East Notes: Jays, Saltalamacchia, Drew, Cano, Nats

It's offically Thanksgiving day on the east coast, so let's take a look at a few notes from the eastern seaboard:

  • The stage is set for the market to pick up after the Thanksgiving holiday, writes Ben Nicholson-Smith of Sportsnet.ca, even if it isn't celebrated in the same time or manner by our neighbors to the north. While things have been relatively quiet for many clubs, including the Blue Jays, that could change with Monday's non-tender deadline and movement in top-of-the-market situations around the league (including the Japanese posting system and its implications for Masahiro Tanaka, increasing activity on the Robinson Cano front, and the Yankees' apparent decision to begin spending). 
  • Could a problem with Red Sox free agent Jarrod Saltalamacchia's medicals be the cause of a seemingly slow market for the backstop's services? In an appearance on WEEI's Mut & Merloni (writeup via WEEI.com), ESPN's Buster Olney suggested that possibility, while acknowledging that he has no specific knowledge of Salty's file. But Jim Munsey, the 28-year-old backstop's agent, flatly denied that speculation in comments to WEEI.com's Alex Speier, saying "there are no medical issues hindering [Saltalamacchia's] market."
  • Interestingly, Munsey did note that the Cubs — the team that Olney mentioned by name with respect to Saltalamacchia — had decided not to pursue the backstop in part because they "don't believe they could compete for what is believed to be Salty's market." More generally, he expressed that things were going just fine for his client: "Some agents prefer to perform their responsibilities outside of the media spotlight. Just because you're not hearing it doesn't mean it's not happening."
  • Another player who has yet to see a full slate of bidders, according to Olney, is another Boston free agent: shortstop Stephen Drew. Olney says that he believes Drew's decision to reject the club's $14.1MM qualifying offer was a mistake. He reasons that it is looking worse by the day, with the Cardinals now out of the market and the Mets seemingly hesitant to give up a pick to sign him at that level of value.
  • As for the aforementioned Cano, Olney says (in an Insider piece) that the big question facing the star second baseman and the Yankees is what other teams might get seriously involved. While there is no obvious alternative suitor at this point, Olney's trip around the league leaves him with a list of the teams that are most likely to have the financial and roster flexibility to make a real run.

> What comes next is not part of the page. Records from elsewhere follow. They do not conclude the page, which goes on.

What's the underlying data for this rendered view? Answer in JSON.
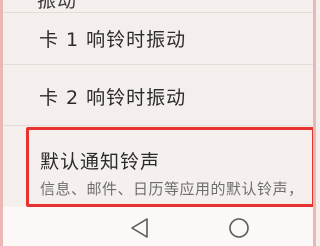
{
  "settings": {
    "partial_top_item": "振动",
    "items": [
      {
        "label": "卡 1 响铃时振动"
      },
      {
        "label": "卡 2 响铃时振动"
      }
    ],
    "highlighted": {
      "title": "默认通知铃声",
      "description": "信息、邮件、日历等应用的默认铃声，也可进行个性化设置"
    }
  },
  "navbar": {
    "back_icon": "back-triangle-icon",
    "home_icon": "home-circle-icon"
  },
  "colors": {
    "highlight_border": "#e8322f",
    "background": "#f4efec"
  }
}
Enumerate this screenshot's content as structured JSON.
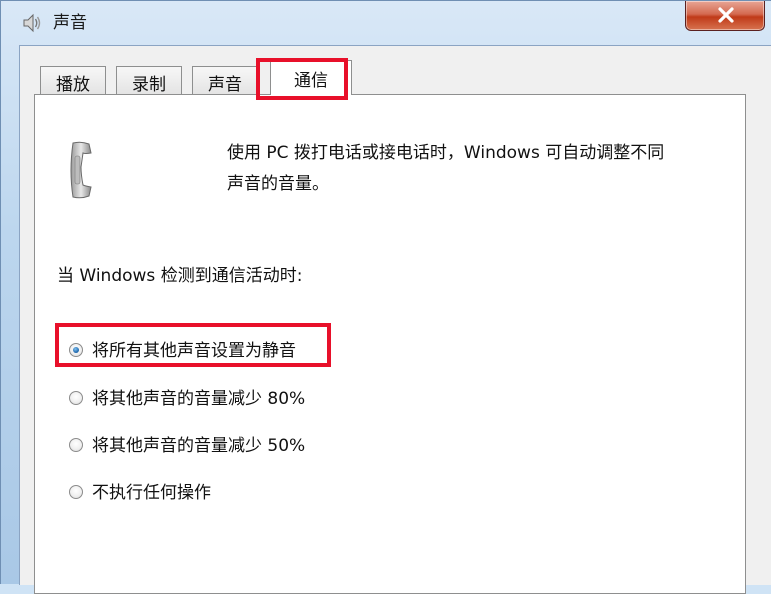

  • Atop Olney's list of theoretically viable Cano landing spots, along with the Tigers and Rangers, is the Nationals. The Washington Post's Adam Kilgore recently laid out the case for the club to chase Cano. While he says the club lacks a pressing need to tinker with its infield, and GM Mike Rizzo has not shown a particular desire to do so, the fact remains that Cano is unquestionably the best player on the market and the Nats have the pockets to bring him in. Though Anthony Rendon has plenty of upside and cheap team control, he is young enough to serve in a reserve capacity or could be cashed in with a corresponding win-now move.
  • Meanwhile, the recent signings of Javier Lopez and Manny Parra have taken away two major possible left-handed relief targets from the Nats, Kilgore writes. Other targets certainly remain, with Kilgore saying the team is continuing to talk with Boone Logan and noting others like J.P. Howell, Eric O'Flaherty, Scott Downs, Matt Thornton, and Michael Gonzalez. Of course, even after parting with Fernando Abad, the club could still rely on remaining internal options like Ian Krol and Xavier Cedeno, and could move starters like Ross Detwiler and Sammy Solis to the pen. 
  • From my perspective, it is worth noting Rizzo's recent history with southpaw relievers. Over the last three years, the club has received its greatest contributions from hurlers like Tom Gorzelanny, Mike Gonzalez, Sean BurnettZach Duke, and the previously noted Abad, Cedeno, and Krol. Each of these players was either picked up as a minor league free agent or in a relatively minor trade (or, for Krol, as the last piece of a somewhat significant trade). After letting Burnett walk for a seemingly reasonable price last year and declining to outbid the early market on Lopez and Parra, Rizzo may still prefer to avoid utilizing significant resources to add lefties.